Dans ce contexte, les vignobles en biodynamie ont montré des communautés microbiennes plus proches : i) des petits réseaux communautaires (coefficient de regroupement plus élevé (+)) ; et ii) des communautés mixtes (généralistes-collaboratives, modularité plus faible (+)) qui sont liées à une homéostasie accrue des systèmes, ce qui renforce les observations précédentes (Banerjee et al) dans les réseaux fongiques associés aux racines. Inversement, les sols gérés de manière conventionnelle ont donné naissance à des réseaux fongiques faiblement groupés et très modulaires, avec une proportion plus importante de co-exclusions par rapport aux autres types de gestion, ce qui réduit, comme indiqué précédemment, la diversité alpha (H’) des communautés fongiques. En outre, l’utilisation de programmes de fertilisation ponctuels avec des doses élevées de nutriments spécifiques, comme dans l’agriculture conventionnelle, entraîne une spécialisation métabolique qui peut conduire à un arrangement de niches, comme nous l’avons observé pour les échantillons gérés de manière conventionnelle ; contrairement aux communautés plus généralistes et densément connectées dans les systèmes biodynamiques.
Conclusions
Sur la base de nos résultats, nous pouvons conclure que même dans un seul écosystème, l’intervention humaine peut déterminer deux stratégies alternatives de rassemblement des communautés fongiques : un habitat généraliste dans les sols traités en biodynamie, ou un habitat spécialisé dans les sols traités en conventionnel.

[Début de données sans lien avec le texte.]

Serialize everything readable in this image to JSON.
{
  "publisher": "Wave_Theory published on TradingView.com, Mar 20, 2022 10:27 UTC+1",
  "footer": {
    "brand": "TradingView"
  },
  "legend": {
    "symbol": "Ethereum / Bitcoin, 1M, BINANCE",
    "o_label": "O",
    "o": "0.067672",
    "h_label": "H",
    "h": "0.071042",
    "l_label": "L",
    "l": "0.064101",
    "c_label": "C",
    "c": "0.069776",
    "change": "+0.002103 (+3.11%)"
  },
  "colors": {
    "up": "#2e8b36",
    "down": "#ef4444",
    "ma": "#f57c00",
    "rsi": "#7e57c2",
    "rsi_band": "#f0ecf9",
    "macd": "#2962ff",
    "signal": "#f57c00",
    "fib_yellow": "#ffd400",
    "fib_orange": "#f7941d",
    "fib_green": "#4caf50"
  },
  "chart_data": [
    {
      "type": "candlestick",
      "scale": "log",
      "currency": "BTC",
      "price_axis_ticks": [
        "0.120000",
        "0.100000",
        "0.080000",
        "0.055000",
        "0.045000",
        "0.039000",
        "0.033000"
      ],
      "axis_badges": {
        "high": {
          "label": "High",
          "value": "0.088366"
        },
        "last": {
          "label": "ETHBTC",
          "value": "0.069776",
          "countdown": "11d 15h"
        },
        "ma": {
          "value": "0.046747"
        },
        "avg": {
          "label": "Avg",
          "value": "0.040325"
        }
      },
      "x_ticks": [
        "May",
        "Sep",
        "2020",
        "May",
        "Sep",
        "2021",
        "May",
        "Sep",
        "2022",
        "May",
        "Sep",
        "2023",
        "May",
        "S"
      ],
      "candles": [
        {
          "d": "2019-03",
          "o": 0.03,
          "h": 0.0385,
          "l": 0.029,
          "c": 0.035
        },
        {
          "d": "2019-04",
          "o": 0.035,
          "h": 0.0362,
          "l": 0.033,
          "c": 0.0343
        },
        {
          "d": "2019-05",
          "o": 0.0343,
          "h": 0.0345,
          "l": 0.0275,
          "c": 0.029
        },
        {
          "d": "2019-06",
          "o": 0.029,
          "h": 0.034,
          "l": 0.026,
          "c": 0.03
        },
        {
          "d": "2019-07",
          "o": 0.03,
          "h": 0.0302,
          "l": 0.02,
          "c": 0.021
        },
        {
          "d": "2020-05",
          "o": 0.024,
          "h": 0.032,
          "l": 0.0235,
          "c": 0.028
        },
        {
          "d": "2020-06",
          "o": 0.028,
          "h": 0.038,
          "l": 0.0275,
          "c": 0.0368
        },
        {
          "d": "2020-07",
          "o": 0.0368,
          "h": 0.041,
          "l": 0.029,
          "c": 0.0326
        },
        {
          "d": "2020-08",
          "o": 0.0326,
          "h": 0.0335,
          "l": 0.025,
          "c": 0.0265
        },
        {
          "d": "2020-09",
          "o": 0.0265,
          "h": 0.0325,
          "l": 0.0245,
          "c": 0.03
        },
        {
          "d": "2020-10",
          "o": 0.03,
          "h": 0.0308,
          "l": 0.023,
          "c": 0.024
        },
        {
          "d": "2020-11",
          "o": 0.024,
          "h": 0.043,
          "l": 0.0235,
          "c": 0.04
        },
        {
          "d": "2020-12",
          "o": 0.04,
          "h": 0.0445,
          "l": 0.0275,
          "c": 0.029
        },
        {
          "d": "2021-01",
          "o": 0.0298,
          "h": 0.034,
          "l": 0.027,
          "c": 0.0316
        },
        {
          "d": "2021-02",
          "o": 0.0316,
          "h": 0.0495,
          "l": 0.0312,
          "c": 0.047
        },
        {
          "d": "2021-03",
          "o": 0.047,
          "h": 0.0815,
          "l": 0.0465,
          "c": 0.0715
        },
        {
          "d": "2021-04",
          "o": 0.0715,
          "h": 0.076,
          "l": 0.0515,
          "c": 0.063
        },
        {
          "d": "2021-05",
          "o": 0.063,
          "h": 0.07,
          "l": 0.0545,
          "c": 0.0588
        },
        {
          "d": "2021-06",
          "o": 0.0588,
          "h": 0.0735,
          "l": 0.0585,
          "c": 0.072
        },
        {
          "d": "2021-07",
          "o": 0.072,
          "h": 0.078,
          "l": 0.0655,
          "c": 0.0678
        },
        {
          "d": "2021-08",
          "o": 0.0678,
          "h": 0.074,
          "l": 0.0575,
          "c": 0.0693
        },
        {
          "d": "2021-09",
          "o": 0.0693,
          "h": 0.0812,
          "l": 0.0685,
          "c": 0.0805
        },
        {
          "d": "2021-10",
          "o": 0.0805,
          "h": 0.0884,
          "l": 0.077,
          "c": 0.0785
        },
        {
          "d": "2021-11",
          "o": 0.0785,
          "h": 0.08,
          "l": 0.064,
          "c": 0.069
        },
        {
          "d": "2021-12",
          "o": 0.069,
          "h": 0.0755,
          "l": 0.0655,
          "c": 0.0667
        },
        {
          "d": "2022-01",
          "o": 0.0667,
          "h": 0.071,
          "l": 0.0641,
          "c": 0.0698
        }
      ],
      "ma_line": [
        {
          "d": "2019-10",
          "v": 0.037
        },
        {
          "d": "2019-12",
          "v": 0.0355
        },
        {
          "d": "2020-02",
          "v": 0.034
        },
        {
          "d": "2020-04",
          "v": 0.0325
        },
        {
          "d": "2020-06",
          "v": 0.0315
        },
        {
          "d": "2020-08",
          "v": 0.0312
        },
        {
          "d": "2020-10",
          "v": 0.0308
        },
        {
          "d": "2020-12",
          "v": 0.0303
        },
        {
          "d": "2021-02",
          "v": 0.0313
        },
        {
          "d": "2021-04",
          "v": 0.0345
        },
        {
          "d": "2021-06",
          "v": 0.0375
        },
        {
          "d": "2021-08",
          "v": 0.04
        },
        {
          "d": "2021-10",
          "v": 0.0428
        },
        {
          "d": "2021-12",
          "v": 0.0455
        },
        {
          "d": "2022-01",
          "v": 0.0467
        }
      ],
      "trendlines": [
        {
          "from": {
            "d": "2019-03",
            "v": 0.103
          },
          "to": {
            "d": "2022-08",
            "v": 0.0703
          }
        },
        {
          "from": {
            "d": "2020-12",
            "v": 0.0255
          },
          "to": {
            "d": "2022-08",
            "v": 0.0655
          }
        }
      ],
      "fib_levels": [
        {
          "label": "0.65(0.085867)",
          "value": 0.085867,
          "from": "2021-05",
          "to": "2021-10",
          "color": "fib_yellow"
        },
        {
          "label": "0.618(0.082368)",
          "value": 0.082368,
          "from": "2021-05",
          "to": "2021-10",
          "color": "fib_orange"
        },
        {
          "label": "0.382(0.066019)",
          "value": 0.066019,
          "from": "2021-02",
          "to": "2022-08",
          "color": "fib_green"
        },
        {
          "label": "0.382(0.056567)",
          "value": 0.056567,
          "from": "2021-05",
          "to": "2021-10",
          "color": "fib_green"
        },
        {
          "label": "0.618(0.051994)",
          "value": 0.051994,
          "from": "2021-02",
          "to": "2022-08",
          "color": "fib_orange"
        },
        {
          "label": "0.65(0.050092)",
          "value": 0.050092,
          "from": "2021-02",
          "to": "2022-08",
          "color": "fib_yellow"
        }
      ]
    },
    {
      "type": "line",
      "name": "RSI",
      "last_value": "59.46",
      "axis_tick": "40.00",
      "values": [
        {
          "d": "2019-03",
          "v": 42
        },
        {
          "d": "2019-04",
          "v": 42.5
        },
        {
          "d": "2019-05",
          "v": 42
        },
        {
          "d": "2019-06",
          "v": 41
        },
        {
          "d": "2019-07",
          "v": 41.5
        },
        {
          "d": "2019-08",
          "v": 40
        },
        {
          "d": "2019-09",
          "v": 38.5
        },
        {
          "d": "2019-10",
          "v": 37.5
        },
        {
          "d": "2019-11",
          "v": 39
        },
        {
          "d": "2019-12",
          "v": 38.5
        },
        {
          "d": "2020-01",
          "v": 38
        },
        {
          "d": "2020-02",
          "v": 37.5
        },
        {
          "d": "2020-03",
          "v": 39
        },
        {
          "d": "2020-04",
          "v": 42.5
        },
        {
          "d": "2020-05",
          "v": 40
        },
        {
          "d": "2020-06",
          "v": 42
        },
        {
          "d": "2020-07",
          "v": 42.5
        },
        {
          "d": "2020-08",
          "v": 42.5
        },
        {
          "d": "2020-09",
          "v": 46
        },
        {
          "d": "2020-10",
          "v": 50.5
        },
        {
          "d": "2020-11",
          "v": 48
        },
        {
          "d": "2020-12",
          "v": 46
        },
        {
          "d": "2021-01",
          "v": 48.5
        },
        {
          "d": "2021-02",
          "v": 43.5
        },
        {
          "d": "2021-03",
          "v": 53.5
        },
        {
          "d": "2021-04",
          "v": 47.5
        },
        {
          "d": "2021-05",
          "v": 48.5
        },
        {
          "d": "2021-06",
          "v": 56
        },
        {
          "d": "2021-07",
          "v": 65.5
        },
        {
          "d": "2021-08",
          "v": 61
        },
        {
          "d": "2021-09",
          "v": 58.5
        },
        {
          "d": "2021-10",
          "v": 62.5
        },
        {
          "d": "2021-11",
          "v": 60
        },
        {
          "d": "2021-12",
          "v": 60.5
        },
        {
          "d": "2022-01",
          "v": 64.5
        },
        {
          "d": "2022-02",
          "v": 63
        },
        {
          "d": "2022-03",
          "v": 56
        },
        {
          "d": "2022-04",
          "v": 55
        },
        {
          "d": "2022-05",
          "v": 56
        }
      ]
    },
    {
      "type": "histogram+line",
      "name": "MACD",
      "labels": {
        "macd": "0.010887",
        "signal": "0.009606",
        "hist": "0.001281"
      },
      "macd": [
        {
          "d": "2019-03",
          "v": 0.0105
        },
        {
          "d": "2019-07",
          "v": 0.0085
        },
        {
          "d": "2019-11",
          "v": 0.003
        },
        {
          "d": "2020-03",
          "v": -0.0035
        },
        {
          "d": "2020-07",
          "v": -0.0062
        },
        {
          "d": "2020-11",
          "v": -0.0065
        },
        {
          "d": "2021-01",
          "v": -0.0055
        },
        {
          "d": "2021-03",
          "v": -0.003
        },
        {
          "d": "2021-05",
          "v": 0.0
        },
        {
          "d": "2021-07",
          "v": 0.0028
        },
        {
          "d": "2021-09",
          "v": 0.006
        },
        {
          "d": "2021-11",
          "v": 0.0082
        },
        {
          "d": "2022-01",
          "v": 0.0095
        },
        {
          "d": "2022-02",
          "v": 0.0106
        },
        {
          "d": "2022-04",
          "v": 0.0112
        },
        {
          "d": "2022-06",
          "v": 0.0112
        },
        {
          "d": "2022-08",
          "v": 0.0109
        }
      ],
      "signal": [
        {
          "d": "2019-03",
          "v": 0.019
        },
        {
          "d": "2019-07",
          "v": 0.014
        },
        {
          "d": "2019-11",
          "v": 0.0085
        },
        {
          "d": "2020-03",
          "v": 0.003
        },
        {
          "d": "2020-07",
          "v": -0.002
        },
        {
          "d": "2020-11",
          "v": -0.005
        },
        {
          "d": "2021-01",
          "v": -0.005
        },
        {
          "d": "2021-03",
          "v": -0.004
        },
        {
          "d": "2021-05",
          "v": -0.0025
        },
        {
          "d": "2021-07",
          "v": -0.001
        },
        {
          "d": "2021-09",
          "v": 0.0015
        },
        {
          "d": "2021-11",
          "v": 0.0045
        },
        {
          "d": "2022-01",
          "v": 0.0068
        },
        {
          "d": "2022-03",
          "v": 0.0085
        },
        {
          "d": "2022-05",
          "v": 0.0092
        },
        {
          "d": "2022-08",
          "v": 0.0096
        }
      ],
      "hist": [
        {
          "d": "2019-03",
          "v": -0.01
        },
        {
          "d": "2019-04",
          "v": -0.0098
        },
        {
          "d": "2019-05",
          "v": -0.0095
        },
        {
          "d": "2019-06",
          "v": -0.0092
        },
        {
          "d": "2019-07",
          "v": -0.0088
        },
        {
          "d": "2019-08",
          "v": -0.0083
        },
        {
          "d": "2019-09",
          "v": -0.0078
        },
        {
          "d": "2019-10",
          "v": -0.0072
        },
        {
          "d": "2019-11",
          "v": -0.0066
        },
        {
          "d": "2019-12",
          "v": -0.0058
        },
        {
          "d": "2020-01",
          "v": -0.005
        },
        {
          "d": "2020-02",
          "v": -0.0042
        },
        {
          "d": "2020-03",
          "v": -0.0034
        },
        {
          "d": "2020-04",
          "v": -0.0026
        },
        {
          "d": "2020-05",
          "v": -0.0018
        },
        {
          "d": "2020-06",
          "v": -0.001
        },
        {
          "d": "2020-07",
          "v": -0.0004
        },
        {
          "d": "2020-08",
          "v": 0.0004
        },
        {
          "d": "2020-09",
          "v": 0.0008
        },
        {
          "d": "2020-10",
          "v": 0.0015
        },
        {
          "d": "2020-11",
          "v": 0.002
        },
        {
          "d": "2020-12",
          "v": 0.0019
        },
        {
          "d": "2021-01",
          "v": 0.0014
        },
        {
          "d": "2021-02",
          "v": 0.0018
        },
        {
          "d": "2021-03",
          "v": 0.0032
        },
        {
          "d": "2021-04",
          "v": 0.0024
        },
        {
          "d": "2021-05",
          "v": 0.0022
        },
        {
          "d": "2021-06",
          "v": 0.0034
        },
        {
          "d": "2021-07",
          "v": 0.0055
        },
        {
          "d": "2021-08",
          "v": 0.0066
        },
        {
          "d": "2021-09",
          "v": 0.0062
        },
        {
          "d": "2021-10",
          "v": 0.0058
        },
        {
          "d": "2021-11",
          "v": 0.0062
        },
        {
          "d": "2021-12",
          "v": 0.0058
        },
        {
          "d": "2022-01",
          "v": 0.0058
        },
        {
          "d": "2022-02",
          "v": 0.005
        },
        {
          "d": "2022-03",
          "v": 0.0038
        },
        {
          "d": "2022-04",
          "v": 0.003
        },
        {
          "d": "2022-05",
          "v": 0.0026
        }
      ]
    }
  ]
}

Comme nous l’indiquons ici, les communautés fongiques favorisées par la gestion biodynamique peuvent ressembler à une structure communautaire proche de celle des environnements sauvages basés sur la coopération, par opposition à l’environnement hautement spécialisé que l’on trouve dans les vignobles cultivés de manière conventionnelle. Comme le souligne un récent article consensuel, la spécialisation des communautés fongiques et bactériennes du sol à l’échelle mondiale et leur sensibilité aux changements environnementaux peuvent compromettre la fourniture future de services agro-écologiques. Cette affirmation est fondée sur l’effet démontré des conséquences du changement climatique, telles que l’aridité, sur la réduction de la diversité et de l’abondance microbiennes des sols. Ce problème peut être plus important dans les environnements cloisonnés de niche hautement spécialisés, où la redondance fonctionnelle et les phénomènes d’alimentation croisée semblent être moindres que dans les systèmes mixtes-collaboratifs, où des espèces généralistes peuvent être perdues avec un impact minimal sur les processus des écosystèmes. Sur cette base, nous pouvons émettre l’hypothèse que les communautés fongiques qui donnent naissance à des réseaux communautaires de collaboration, comme on en trouve dans les sols gérés de manière biodynamique, peuvent être plus résistantes à l’environnement en constante évolution imposé par le changement climatique et l’utilisation des terres.